Editor's Note: This story originally appeared in the Jan. 21 issue of GSA Business Report.
Co-CEO Michael C. Riordan had been CEO of Greenville Health System and Co-CEO Charles D. Beaman Jr. had been head of Palmetto Health in Columbia before the organizations united and became Prisma Health. Both men are under contract until the end of the year.
The announcement from Prisma Health revealed more of what the corporate structure might look like after the co-leaders step down, and it places much of the leadership in Greenville.
“As part of its efforts to improve synergies and reduce inefficiencies, Prisma Health also will create an executive home office in Greenville,” said a Prisma Health announcement on Jan. 11.
Tammie Epps, media relations manager for Prisma Health, confirmed that the next CEO will work from that Greenville office. She said much of the senior leadership will be in Greenville.
“An executive home office is the single physical location where a small group of senior corporate leaders is located,” the news release said. “It is not a traditional large corporate headquarters where all senior leaders, corporate functions and their teams are housed.”
The office will be home for up to 60 senior corporate leaders and related support staff in addition to the new CEO.
“The change is expected to take place over the summer,” the release said. “In most cases, a senior corporate leader will work in the executive home office, and their team or teams will continue to work in their existing offices in the Midlands and the Upstate.”
James E. “Rick” Wheeler, chairman of the Prisma Health board of directors, said a single office anywhere makes sense for the usual reasons, but through Epps he declined to say why they chose Greenville.
The news release said the Prisma Health board of directors turned to consultants with Deloitte to evaluate both markets and provide data-driven analysis and a recommendation. The release said both Columbia and Greenville performed well in the analysis, but Deloitte ultimately recommended Greenville and the board agreed.

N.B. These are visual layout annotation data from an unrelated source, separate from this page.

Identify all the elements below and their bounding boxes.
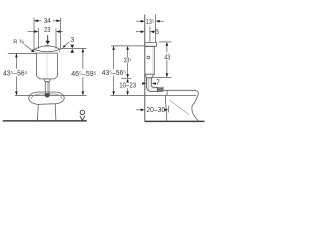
- dim 20-30: [136, 106, 168, 113]
- R 3/8 leader arrow: [24, 44, 34, 52]
- bowl-rim extension line: [15, 94, 87, 96]
- toilet bowl (side view): [163, 87, 198, 121]
- dim 5: [136, 30, 155, 33]
- cistern lid (front): [34, 45, 60, 52]
- cistern body (front): [37, 53, 58, 79]
- dim 3 arrows: [70, 45, 74, 53]
- cistern body (side): [145, 46, 155, 74]
- flush pipe (side): [147, 78, 158, 92]
- svg-text:10–23: 10–23: [119, 83, 136, 90]
- dim 13.5: [136, 20, 164, 23]
- flush valve collar: [44, 79, 51, 82]
- svg-text:34: 34: [44, 18, 51, 25]
- svg-text:33⁵: 33⁵: [124, 58, 132, 65]
- dim 46.5-59.5 right vertical line: [82, 48, 85, 95]
- dim 10-23: [126, 79, 129, 96]
- svg-text:3: 3: [70, 37, 74, 44]
- cistern taper (side): [145, 74, 155, 78]
- body centerline: [46, 54, 48, 79]
- svg-text:43⁵–56⁵: 43⁵–56⁵: [3, 71, 27, 78]
- dim 7: [142, 82, 156, 85]
- svg-text:13⁵: 13⁵: [146, 19, 154, 26]
- svg-text:46⁵–59⁵: 46⁵–59⁵: [71, 71, 96, 78]
- flush valve pipe: [45, 82, 49, 94]
- svg-text:43⁵–56⁵: 43⁵–56⁵: [102, 70, 126, 77]
- front extension line: [155, 15, 157, 43]
- floor line left diagram: [3, 120, 87, 122]
- svg-text:43: 43: [164, 55, 170, 62]
- wall line / back extension: [144, 15, 146, 122]
- floor line right diagram: [145, 120, 205, 122]
- dim 43 bottom extension line: [152, 76, 171, 78]
- dim 34 extension line right: [60, 18, 62, 49]
- svg-text:R ⅜: R ⅜: [13, 39, 24, 45]
- pipe spigot (dark seal): [157, 88, 163, 92]
- dim 23 extension line right: [55, 28, 57, 49]
- extension line flush-bend level: [121, 77, 131, 79]
- dim 23 arrows outside: [28, 30, 63, 33]
- pipe-center extension line: [149, 27, 151, 43]
- dim 34 line: [34, 20, 61, 23]
- dim 43 top extension line: [159, 41, 172, 43]
- dim 33.5 (side): [126, 46, 129, 78]
- lid-top extension line right: [61, 47, 87, 49]
- dim 3 leader arrow to lid edge: [63, 42, 70, 48]
- bolt circle: [147, 56, 150, 59]
- svg-text:7: 7: [156, 80, 160, 87]
- svg-text:23: 23: [44, 27, 50, 34]
- cistern lid (side): [145, 42, 157, 46]
- body-top extension line left: [8, 52, 37, 54]
- toilet bowl (front view): [29, 92, 65, 121]
- dim 43.5-56.5 (side): [112, 46, 115, 96]
- flush valve seal (dark): [45, 94, 49, 98]
- svg-text:5: 5: [155, 29, 159, 36]
- dim 34 extension line left: [33, 18, 35, 49]
- dim 43: [166, 42, 169, 78]
- lid-top extension line left (side): [111, 45, 145, 47]
- bowl-rim extension line (side): [111, 94, 164, 96]
- dim 23 extension line left: [37, 28, 39, 49]
- leader arrow to lid button: [46, 35, 50, 44]
- svg-text:20–30: 20–30: [146, 107, 165, 114]
- dim 43.5-56.5 left vertical line: [15, 53, 18, 95]
- floor datum symbol (circle + chevron): [80, 110, 85, 120]
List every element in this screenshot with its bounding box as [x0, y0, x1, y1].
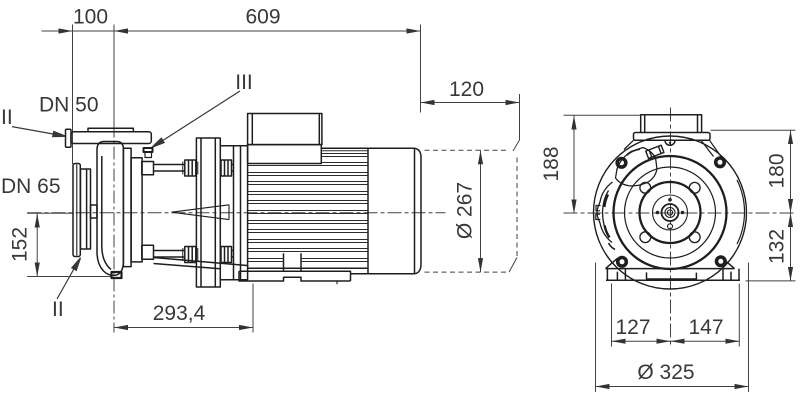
motor end cap	[415, 148, 422, 273]
svg-text:II: II	[1, 106, 13, 129]
centerline vertical end view	[670, 108, 672, 348]
suction flange plate	[73, 164, 80, 257]
svg-text:II: II	[52, 298, 64, 321]
ext 127 left	[611, 284, 613, 347]
motor fins	[248, 151, 368, 262]
shaft circles	[662, 204, 679, 221]
lobe tabs	[596, 206, 601, 220]
base top edge	[606, 268, 735, 270]
right casing echo arc	[737, 180, 745, 244]
leader II bottom	[57, 267, 75, 299]
motor body outline	[248, 145, 415, 280]
tie stud top	[154, 165, 234, 172]
dim 609 line	[114, 30, 421, 32]
adapter ring	[220, 146, 248, 280]
leader II top	[12, 127, 56, 135]
casing diagonals right	[624, 140, 725, 161]
stud boss bottom	[142, 245, 154, 259]
base gusset left	[606, 258, 618, 268]
foot tab right	[723, 269, 739, 280]
suction flange inner line	[76, 165, 78, 256]
drain plug	[112, 272, 122, 278]
svg-text:III: III	[235, 71, 253, 94]
motor foot riser	[284, 253, 302, 271]
casing shape upper left	[616, 148, 658, 186]
casing cover band	[123, 148, 131, 266]
top pipe	[641, 115, 702, 133]
ext 180 top	[711, 129, 796, 131]
ext line 152 top	[27, 212, 73, 214]
left casing lobes	[597, 182, 612, 243]
ext line discharge axis	[113, 25, 115, 125]
hex nut top right	[221, 160, 232, 176]
clearance corner top	[513, 140, 520, 151]
flange bottom hole	[665, 140, 675, 145]
casing shape inner line	[627, 150, 640, 156]
svg-text:293,4: 293,4	[153, 302, 206, 325]
centerline horizontal end view	[564, 212, 796, 214]
ext line 293 right	[252, 284, 254, 333]
dim 180 line	[790, 130, 792, 213]
svg-text:120: 120	[449, 78, 484, 101]
tie stud bottom	[154, 251, 234, 258]
suction hub	[81, 169, 91, 249]
dim 120 line	[421, 102, 520, 104]
shaft boss circle	[653, 195, 688, 230]
svg-text:180: 180	[766, 153, 789, 188]
svg-text:609: 609	[245, 6, 280, 29]
dim 152 line	[36, 214, 38, 277]
flange circle thin	[625, 167, 716, 258]
leader lines	[12, 91, 240, 299]
hex nut bottom left	[185, 247, 196, 263]
svg-text:188: 188	[540, 146, 563, 181]
lantern circle bold	[614, 156, 727, 269]
end view outer circle	[594, 136, 747, 289]
dim 127 line	[612, 340, 671, 342]
dim 293,4 line	[114, 327, 253, 329]
vent plug	[144, 148, 153, 152]
clearance corner bottom	[509, 258, 517, 273]
ext 147 right	[738, 284, 740, 347]
suction hub inner line	[86, 169, 88, 249]
seal housing band	[131, 158, 142, 262]
lobe nub bottom	[609, 243, 616, 250]
clearance dashed vertical	[516, 158, 518, 258]
svg-text:132: 132	[766, 229, 789, 264]
ext line clearance	[519, 94, 521, 140]
lantern plate	[196, 138, 220, 287]
svg-text:100: 100	[73, 6, 108, 29]
volute casing	[97, 142, 123, 276]
washers top	[183, 162, 198, 175]
foot tab left	[607, 269, 625, 280]
hex nut bottom right	[221, 247, 232, 263]
stud boss top	[142, 162, 154, 175]
hex nuts 45deg	[617, 159, 626, 168]
terminal box	[248, 114, 322, 145]
vent plug end view	[646, 145, 664, 158]
dim 188 line	[573, 116, 575, 214]
shaft cone hidden	[172, 205, 230, 220]
svg-text:147: 147	[688, 316, 723, 339]
dim 100 line	[73, 30, 115, 32]
svg-text:DN 65: DN 65	[1, 175, 61, 198]
ext 325 left	[595, 263, 597, 393]
top flange plate	[634, 133, 711, 141]
base bottom line	[606, 279, 740, 281]
dim 147 line	[671, 340, 740, 342]
spigot circle bold	[640, 182, 701, 243]
clearance dashed top	[425, 149, 510, 151]
dim 100 lead line with arrow	[42, 30, 73, 32]
ext line motor end	[420, 25, 422, 113]
center pad	[647, 272, 697, 279]
hub tab	[91, 205, 98, 218]
svg-text:127: 127	[615, 316, 650, 339]
ext 325 right	[748, 263, 750, 393]
ext line 152 bottom	[27, 276, 112, 278]
ext 188 top	[564, 114, 642, 116]
lobe bold segments	[604, 195, 608, 208]
flange holes	[640, 182, 651, 193]
base gusset right	[723, 258, 735, 268]
centerline pump axis vertical	[113, 125, 115, 333]
svg-text:DN 50: DN 50	[39, 94, 99, 117]
svg-text:152: 152	[9, 227, 32, 262]
dim 267 line	[480, 150, 482, 272]
motor foot rail	[239, 271, 351, 281]
ext line suction face	[72, 25, 74, 165]
foot drain tick	[336, 281, 338, 284]
discharge flange boss	[88, 128, 133, 131]
washers bottom	[183, 248, 198, 261]
volute inner wall	[102, 156, 111, 270]
terminal box pedestal	[248, 145, 322, 164]
hex nut top left	[185, 160, 196, 176]
svg-text:Ø 325: Ø 325	[637, 361, 694, 384]
leader III	[162, 91, 240, 141]
shaft small dots	[656, 211, 660, 215]
centerline shaft horizontal	[28, 212, 446, 214]
support strut	[154, 258, 249, 269]
ext 132 bottom	[746, 280, 796, 282]
discharge flange lip left	[66, 129, 72, 147]
clearance dashed bottom	[425, 271, 510, 273]
svg-text:Ø 267: Ø 267	[454, 182, 477, 239]
dim 325 line	[596, 386, 749, 388]
dim 132 line	[790, 213, 792, 281]
discharge flange plate	[71, 132, 151, 144]
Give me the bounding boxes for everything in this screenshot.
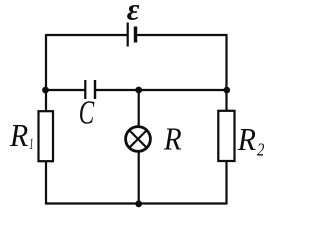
wire lamp branch lower — [138, 152, 140, 205]
battery EMF source — [128, 23, 136, 47]
junction node left — [42, 87, 49, 94]
wire middle-left horizontal — [46, 89, 85, 91]
wire lamp branch upper — [138, 89, 140, 127]
capacitor right plate — [94, 80, 96, 99]
svg-text:2: 2 — [257, 140, 264, 160]
battery short thick plate — [134, 27, 137, 43]
junction node right — [224, 87, 231, 94]
svg-text:R: R — [9, 117, 29, 153]
lamp R — [126, 127, 151, 152]
svg-text:R: R — [163, 120, 182, 156]
wire middle-right horizontal — [96, 89, 227, 91]
capacitor left plate — [84, 80, 86, 99]
svg-text:1: 1 — [29, 136, 33, 153]
wire top-left horizontal — [46, 34, 127, 36]
junction node bottom — [135, 200, 142, 207]
battery long plate — [127, 23, 129, 47]
wire right vertical lower — [225, 160, 227, 205]
svg-text:ε: ε — [127, 0, 140, 26]
capacitor C — [85, 80, 95, 99]
svg-text:R: R — [237, 121, 257, 157]
wire top-right horizontal — [136, 34, 227, 36]
wire left vertical lower — [45, 160, 47, 205]
wire left vertical upper — [45, 34, 47, 112]
wire right vertical upper — [225, 34, 227, 112]
svg-text:C: C — [79, 95, 95, 132]
junction node middle — [135, 87, 142, 94]
resistor R1 — [39, 111, 54, 161]
wire bottom horizontal — [46, 202, 227, 204]
resistor R2 — [218, 111, 234, 161]
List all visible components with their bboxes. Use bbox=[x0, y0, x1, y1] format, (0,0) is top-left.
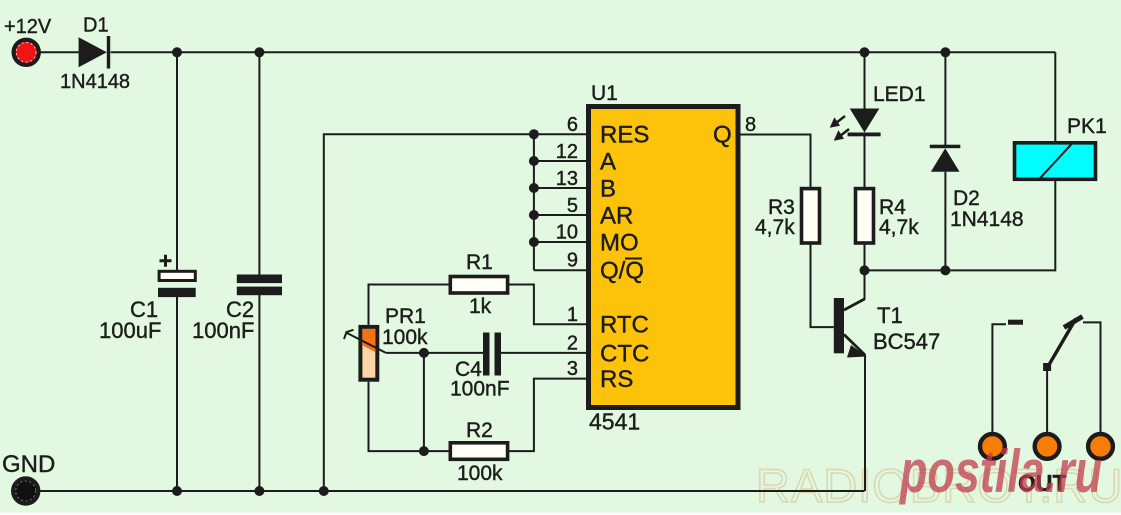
wire emitter bbox=[844, 335, 865, 492]
wire C2 bottom bbox=[258, 295, 260, 491]
resistor R2 bbox=[450, 443, 507, 460]
svg-text:10: 10 bbox=[556, 222, 578, 244]
wire LED to R4 bbox=[864, 136, 866, 189]
wire R4 bottom to node bbox=[864, 245, 866, 271]
resistor R1 bbox=[450, 277, 507, 294]
svg-text:+12V: +12V bbox=[4, 16, 52, 38]
svg-text:LED1: LED1 bbox=[873, 83, 926, 106]
junction node top D2 bbox=[940, 47, 950, 57]
svg-text:1k: 1k bbox=[469, 295, 492, 318]
svg-text:3: 3 bbox=[567, 358, 578, 380]
junction node D2 bottom bbox=[940, 265, 950, 275]
junction node collector bbox=[860, 265, 870, 275]
wire C2 top bbox=[258, 52, 260, 275]
svg-text:D1: D1 bbox=[83, 15, 109, 37]
wire pin13 stub bbox=[534, 187, 586, 189]
transistor T1 bbox=[834, 298, 867, 358]
wire ground rail bbox=[26, 490, 865, 492]
wire collector bbox=[844, 270, 865, 310]
wire left vertical to pin6 bbox=[324, 134, 586, 491]
svg-text:4,7k: 4,7k bbox=[879, 216, 919, 239]
svg-text:A: A bbox=[600, 149, 616, 176]
bottom white strip bbox=[0, 513, 1121, 515]
potentiometer PR1 bbox=[344, 327, 386, 380]
wire D2 top bbox=[944, 52, 946, 145]
wire pin8 to R3 bbox=[741, 135, 811, 189]
resistor R4 bbox=[856, 189, 874, 243]
junction node bus pin6 bbox=[529, 129, 539, 139]
relay PK1 bbox=[1015, 143, 1096, 180]
svg-text:Q/Q: Q/Q bbox=[600, 258, 644, 285]
svg-text:4,7k: 4,7k bbox=[755, 216, 795, 239]
svg-text:BC547: BC547 bbox=[873, 329, 940, 354]
svg-text:8: 8 bbox=[745, 114, 756, 136]
svg-text:RTC: RTC bbox=[600, 312, 649, 339]
svg-text:T1: T1 bbox=[877, 303, 903, 328]
svg-text:1N4148: 1N4148 bbox=[950, 208, 1024, 231]
wire PK1 bottom to node row bbox=[865, 181, 1056, 270]
svg-text:12: 12 bbox=[556, 141, 578, 163]
wire R3 bottom to base bbox=[811, 243, 834, 327]
junction node gnd left vertical bbox=[319, 486, 329, 496]
junction node gnd C2 bbox=[254, 486, 264, 496]
diode D2 bbox=[930, 145, 961, 172]
svg-text:R1: R1 bbox=[466, 251, 493, 274]
wire C1 top bbox=[176, 52, 178, 270]
wire input bus vertical bbox=[533, 134, 535, 270]
IC U1 4541 bbox=[589, 107, 739, 408]
svg-text:1: 1 bbox=[567, 304, 578, 326]
svg-text:MO: MO bbox=[600, 230, 639, 257]
junction node bus pin12 bbox=[529, 156, 539, 166]
svg-text:100k: 100k bbox=[382, 326, 428, 349]
svg-text:B: B bbox=[600, 176, 616, 203]
junction node wiper bbox=[419, 348, 429, 358]
svg-text:AR: AR bbox=[600, 203, 633, 230]
wire C4 right to pin2 bbox=[501, 352, 586, 354]
svg-text:postila.ru: postila.ru bbox=[899, 438, 1102, 505]
terminal OUT left bbox=[980, 434, 1005, 459]
wire PR1 bottom to R2 bbox=[369, 382, 451, 451]
switch contact right bbox=[1064, 317, 1083, 328]
svg-text:R2: R2 bbox=[466, 419, 493, 442]
terminal OUT right bbox=[1088, 434, 1113, 459]
capacitor C2 bbox=[237, 275, 282, 296]
wire pin12 stub bbox=[534, 160, 586, 162]
switch lever bbox=[1043, 319, 1076, 372]
svg-text:GND: GND bbox=[2, 451, 55, 478]
svg-text:13: 13 bbox=[556, 168, 578, 190]
wire pin9 stub bbox=[534, 269, 586, 271]
terminal GND bbox=[13, 478, 38, 503]
capacitor C1 bbox=[158, 255, 196, 297]
svg-text:100k: 100k bbox=[457, 462, 503, 485]
wire top rail after D1 bbox=[111, 51, 1056, 53]
junction node top C2 bbox=[254, 47, 264, 57]
terminal +12V bbox=[14, 40, 39, 65]
svg-text:CTC: CTC bbox=[600, 341, 649, 368]
svg-text:RES: RES bbox=[600, 122, 649, 149]
terminal OUT middle bbox=[1035, 434, 1060, 459]
svg-text:RS: RS bbox=[600, 366, 633, 393]
wire OUT left terminal bbox=[992, 324, 1006, 433]
wire R2 right to pin3 bbox=[507, 379, 586, 452]
svg-text:100uF: 100uF bbox=[99, 318, 161, 343]
svg-text:1N4148: 1N4148 bbox=[60, 71, 130, 93]
wire PR1 top to R1 left bbox=[369, 285, 451, 325]
wire pin5 stub bbox=[534, 214, 586, 216]
switch contact left bbox=[1008, 320, 1023, 325]
svg-text:Q: Q bbox=[713, 122, 732, 149]
svg-text:U1: U1 bbox=[591, 82, 618, 105]
wire PK1 top drop bbox=[1054, 52, 1056, 141]
resistor R3 bbox=[802, 189, 820, 243]
capacitor C4 bbox=[483, 333, 501, 376]
svg-text:9: 9 bbox=[567, 250, 578, 272]
wire pin10 stub bbox=[534, 241, 586, 243]
wire wiper to C4 bbox=[386, 352, 483, 354]
wire C1 bottom bbox=[176, 297, 178, 492]
svg-text:100nF: 100nF bbox=[192, 318, 254, 343]
svg-text:4541: 4541 bbox=[589, 409, 640, 435]
junction node bus pin5 bbox=[529, 210, 539, 220]
wire OUT right terminal bbox=[1083, 322, 1101, 433]
wire R1 right to pin1 bbox=[508, 285, 586, 325]
wire +12V rail top bbox=[40, 51, 79, 53]
wire D2 bottom bbox=[944, 172, 946, 271]
diode D1 bbox=[79, 36, 111, 69]
junction node top C1 bbox=[172, 47, 182, 57]
svg-text:D2: D2 bbox=[953, 187, 980, 210]
wire wiper node down bbox=[423, 353, 425, 451]
LED LED1 bbox=[830, 109, 881, 141]
wire LED branch top bbox=[864, 52, 866, 108]
svg-text:5: 5 bbox=[567, 195, 578, 217]
svg-text:PR1: PR1 bbox=[385, 305, 426, 328]
svg-text:PK1: PK1 bbox=[1067, 115, 1107, 138]
junction node bus pin10 bbox=[529, 237, 539, 247]
junction node gnd C1 bbox=[172, 486, 182, 496]
svg-text:2: 2 bbox=[567, 333, 578, 355]
svg-text:6: 6 bbox=[567, 114, 578, 136]
svg-text:100nF: 100nF bbox=[450, 378, 510, 401]
junction node bus pin13 bbox=[529, 183, 539, 193]
pin name Q/Qbar bbox=[600, 258, 644, 285]
junction node R2 left bbox=[419, 446, 429, 456]
junction node top LED bbox=[860, 47, 870, 57]
wire OUT middle terminal bbox=[1046, 367, 1048, 434]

“Bringing our senior corporate leaders together under one roof will help improve communication, collaboration and decision-making while supporting strategic growth and development,” Wheeler said in the news release. “From a practical standpoint, it will help reduce travel time and expenses for meetings.”
“Leaders and team members from both the Midlands and Upstate affiliates will continue to work and live in their communities, care for patients in their local hospitals, physician practices and clinics, and work in their local offices. This includes each affiliate’s president and senior leadership as well,” the news release said. “Even with the creation of an executive home office, the organization will continue to support corporate and affiliate operations in both markets.”
The search for the next CEO will be led by executive search firm Witt/Kieffer and is expected to be completed by summer, with the new CEO in place by the end of summer, the news release said.
“We are committed to finding the right leader, just as we are committed to improving the health and well-being of people in the Midlands, the Upstate and, ultimately, the entire state,” Wheeler said in the news release. “With each step, we are coming closer to delivering on our promise to create a better state of health in South Carolina by improving clinical quality, the patient experience and access to care, and containing rising health care costs.”
Combining GHS and Palmetto Health created the largest not-for-profit health organization in South Carolina, serving more than 1.2 million patients annually. According to Prisma Health, 42% of the state’s population lives within 15 minutes of one of its outpatient facilities.
GHS and Palmetto Health merged in November 2017 under the name S.C. Health Co., but each continued using its name. The organization announced last September that it would unite the brands under the new name of Prisma Health.